The principal of an Auckland high school has defended her actions after a photo of her looking under a toilet door circulated on social media.
Fiona Barker, principal of Green Bay High School, responded to the image in a letter to parents sent earlier this week, in which she said she was checking to see if students were vaping in the cubicle.
"You may be aware that a photo is circulating on social media of me monitoring the situation in some girls' toilets in the school recently," Barker said in the letter.
"Like many things on social media, photos can often provide a one-sided version of what is happening at the time."
Barker shared the letter with Newshub when approached for comment about the photo.
"We take our duties very seriously around monitoring what is happening at our school in order to be assured it is a healthy and safe environment for our students and staff," she said.
"In this case I was responding to concerns that there were two students in the same cubicle potentially vaping. The photo shows me checking from a distance, the number of feet in the cubicle.
"As vaping products are R18 only, potentially highly addictive, and prohibited at schools, it is important that we respond to these situations promptly and strongly."
She said student safety and wellbeing was the "greatest priority" for the school.
"It is also important to note that we would never jeopardise someone's privacy and dignity in the toilets," she added.
Not everyone was convinced by Barker's explanation though, with one person saying the incident was an "invasion of privacy".
"We can't even do our business without being scared of being spied on by our principal," someone claiming to be a student said in an email to Newshub.
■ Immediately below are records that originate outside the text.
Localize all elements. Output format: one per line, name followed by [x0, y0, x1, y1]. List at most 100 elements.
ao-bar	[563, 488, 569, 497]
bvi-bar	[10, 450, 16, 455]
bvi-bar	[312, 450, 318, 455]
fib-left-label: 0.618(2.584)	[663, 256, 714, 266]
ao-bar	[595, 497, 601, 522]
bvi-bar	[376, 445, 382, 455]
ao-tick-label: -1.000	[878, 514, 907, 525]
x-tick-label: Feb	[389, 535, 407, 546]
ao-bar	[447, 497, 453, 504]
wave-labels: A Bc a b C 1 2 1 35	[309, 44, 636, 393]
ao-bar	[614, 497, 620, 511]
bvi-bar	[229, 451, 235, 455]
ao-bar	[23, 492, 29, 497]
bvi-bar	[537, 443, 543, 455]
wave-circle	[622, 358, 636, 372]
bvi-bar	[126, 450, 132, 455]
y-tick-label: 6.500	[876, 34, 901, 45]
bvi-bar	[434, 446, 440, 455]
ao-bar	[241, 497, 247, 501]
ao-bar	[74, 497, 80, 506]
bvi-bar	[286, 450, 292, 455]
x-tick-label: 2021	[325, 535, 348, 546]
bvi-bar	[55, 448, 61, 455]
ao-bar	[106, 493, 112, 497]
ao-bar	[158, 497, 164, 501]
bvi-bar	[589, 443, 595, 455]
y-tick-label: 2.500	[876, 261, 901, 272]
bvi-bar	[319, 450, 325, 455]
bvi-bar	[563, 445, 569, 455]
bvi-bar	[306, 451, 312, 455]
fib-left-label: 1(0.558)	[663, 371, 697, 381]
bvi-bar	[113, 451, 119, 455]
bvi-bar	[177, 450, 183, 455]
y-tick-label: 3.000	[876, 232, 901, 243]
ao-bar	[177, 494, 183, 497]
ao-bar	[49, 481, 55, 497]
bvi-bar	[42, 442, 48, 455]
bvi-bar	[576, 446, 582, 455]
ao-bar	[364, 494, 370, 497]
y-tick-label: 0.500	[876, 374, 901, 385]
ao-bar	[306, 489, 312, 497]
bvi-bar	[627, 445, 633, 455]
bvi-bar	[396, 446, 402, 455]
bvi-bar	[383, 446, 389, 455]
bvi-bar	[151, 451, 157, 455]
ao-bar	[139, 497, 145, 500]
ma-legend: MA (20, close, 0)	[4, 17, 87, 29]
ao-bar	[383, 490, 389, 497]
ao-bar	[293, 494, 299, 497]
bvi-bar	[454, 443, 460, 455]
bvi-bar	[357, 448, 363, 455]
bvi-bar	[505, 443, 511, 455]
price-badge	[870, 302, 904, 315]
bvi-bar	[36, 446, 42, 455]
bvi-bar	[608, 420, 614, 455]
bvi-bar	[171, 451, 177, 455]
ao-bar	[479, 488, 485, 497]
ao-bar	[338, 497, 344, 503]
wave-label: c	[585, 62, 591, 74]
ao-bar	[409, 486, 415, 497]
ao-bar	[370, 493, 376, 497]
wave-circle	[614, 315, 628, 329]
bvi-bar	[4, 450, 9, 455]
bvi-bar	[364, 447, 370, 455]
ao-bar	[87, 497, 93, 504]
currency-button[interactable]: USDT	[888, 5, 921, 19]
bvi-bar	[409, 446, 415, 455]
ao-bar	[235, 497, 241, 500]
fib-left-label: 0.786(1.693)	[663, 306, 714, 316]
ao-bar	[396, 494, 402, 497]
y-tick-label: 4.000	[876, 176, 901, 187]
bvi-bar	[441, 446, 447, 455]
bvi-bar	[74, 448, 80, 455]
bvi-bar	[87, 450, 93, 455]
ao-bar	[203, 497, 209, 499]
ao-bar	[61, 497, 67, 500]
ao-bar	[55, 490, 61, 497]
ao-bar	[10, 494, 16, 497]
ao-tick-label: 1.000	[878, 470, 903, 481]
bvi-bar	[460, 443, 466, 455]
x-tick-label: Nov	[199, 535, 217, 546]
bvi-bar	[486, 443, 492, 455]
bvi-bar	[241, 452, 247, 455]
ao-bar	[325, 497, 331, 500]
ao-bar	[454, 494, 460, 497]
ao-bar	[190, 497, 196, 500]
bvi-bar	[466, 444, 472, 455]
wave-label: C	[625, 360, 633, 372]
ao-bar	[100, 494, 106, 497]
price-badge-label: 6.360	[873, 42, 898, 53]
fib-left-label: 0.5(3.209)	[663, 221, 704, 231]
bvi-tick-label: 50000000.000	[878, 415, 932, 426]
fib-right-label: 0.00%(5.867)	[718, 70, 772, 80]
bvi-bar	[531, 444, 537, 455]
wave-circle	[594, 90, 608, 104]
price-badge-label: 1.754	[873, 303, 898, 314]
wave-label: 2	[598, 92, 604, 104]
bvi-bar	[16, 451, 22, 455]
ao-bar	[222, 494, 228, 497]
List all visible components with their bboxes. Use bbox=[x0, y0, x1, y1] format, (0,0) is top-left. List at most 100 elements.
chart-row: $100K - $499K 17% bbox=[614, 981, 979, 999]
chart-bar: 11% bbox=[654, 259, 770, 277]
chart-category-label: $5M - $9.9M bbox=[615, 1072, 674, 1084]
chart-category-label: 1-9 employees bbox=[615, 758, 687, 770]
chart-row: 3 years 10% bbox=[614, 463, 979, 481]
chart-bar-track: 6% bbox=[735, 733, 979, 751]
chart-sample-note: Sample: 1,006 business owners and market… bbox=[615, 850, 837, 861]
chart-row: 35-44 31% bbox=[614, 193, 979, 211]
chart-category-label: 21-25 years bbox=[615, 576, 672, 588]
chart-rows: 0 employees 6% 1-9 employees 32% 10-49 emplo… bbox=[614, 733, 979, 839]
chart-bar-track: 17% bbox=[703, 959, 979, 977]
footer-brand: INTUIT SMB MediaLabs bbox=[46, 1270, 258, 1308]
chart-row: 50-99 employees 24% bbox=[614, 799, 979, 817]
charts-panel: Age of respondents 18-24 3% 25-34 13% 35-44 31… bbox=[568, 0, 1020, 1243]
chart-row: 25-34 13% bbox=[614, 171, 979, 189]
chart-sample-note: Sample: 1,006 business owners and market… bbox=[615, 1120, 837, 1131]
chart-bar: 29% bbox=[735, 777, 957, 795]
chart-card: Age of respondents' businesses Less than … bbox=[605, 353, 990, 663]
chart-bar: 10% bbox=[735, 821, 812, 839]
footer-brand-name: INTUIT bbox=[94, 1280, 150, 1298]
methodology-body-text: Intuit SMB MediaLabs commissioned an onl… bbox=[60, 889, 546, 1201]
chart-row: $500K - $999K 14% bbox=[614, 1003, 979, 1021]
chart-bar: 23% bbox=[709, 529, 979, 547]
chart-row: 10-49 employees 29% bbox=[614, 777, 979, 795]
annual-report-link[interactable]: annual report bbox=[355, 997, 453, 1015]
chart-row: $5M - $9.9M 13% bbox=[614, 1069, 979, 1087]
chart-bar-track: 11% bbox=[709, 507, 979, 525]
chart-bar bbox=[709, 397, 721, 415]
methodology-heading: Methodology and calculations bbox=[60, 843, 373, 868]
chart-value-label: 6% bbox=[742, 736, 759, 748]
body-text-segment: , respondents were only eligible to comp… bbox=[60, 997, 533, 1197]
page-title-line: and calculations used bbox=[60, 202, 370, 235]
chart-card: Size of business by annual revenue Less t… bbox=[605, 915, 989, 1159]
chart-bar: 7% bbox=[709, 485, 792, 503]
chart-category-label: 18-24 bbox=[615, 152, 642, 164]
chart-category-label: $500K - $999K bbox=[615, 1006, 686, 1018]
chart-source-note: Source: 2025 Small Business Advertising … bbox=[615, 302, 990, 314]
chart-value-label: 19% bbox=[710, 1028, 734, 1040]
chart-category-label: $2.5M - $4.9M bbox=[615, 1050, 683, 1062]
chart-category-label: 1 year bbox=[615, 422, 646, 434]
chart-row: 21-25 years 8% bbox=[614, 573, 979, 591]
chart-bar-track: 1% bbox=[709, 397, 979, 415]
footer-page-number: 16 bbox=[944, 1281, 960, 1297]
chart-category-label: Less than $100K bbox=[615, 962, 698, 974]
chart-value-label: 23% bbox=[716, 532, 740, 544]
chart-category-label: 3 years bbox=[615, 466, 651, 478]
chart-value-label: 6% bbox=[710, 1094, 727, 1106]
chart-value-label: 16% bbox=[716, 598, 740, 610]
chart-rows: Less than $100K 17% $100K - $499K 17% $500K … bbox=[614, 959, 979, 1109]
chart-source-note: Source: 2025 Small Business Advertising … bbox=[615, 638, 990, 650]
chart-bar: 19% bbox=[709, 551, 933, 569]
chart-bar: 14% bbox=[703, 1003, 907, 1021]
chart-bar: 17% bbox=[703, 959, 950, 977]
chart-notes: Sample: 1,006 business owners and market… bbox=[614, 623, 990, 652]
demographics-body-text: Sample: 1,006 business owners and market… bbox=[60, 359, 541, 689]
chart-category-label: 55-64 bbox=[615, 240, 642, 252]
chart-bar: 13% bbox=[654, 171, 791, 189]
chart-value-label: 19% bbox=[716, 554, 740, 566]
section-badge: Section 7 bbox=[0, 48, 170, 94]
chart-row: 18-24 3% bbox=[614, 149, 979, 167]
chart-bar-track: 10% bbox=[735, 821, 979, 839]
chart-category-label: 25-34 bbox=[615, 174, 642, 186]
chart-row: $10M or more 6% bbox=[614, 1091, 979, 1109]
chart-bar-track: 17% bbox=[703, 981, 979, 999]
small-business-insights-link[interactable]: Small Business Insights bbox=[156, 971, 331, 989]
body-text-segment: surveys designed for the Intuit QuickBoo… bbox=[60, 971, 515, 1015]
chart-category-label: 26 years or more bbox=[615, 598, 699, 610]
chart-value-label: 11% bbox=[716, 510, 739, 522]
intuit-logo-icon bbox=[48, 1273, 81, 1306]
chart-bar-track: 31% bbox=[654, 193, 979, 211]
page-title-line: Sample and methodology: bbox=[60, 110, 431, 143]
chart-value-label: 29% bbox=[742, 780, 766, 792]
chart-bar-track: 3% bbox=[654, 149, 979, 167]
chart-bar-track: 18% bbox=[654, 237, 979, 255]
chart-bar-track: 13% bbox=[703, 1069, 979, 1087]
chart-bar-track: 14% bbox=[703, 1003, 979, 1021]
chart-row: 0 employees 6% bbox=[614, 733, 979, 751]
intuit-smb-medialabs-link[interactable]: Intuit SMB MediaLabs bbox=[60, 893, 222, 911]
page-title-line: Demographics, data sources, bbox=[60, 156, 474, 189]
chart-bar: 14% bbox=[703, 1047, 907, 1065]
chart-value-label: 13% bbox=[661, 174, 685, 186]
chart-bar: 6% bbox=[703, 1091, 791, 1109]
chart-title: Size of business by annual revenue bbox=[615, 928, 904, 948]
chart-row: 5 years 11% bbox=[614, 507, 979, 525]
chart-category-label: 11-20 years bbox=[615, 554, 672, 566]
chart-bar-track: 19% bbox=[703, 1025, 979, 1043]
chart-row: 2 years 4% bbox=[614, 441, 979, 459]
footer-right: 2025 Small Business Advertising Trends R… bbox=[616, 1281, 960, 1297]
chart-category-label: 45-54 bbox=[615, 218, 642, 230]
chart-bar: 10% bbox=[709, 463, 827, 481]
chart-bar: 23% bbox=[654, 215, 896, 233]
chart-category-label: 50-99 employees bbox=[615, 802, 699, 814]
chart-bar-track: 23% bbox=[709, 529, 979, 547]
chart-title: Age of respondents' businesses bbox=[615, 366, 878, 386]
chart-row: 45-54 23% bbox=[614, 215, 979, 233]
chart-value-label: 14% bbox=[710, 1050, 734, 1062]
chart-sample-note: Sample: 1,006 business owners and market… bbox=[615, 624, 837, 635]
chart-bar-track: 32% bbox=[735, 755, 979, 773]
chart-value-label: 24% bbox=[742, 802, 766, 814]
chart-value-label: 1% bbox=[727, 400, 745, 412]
"It is very concerning and many people don't feel comfortable using the toilets any more. It's a total invasion of privacy, a grown woman looking at children underneath bathroom stalls."
Barker is not the first principal to express concern at an increase of vaping among students, with Auckland Grammar School's principal previously calling vaping in schools an "epidemic".
According to the Ministry of Health's 2019/20 NZ Health Survey, nearly 40 percent of youths aged 15-17 have tried an e-cigarette at least once, while 2.3 percent of people in that age group were defined as daily users.
New legislation came into effect late last year making it illegal to sell vapes to people aged under 18.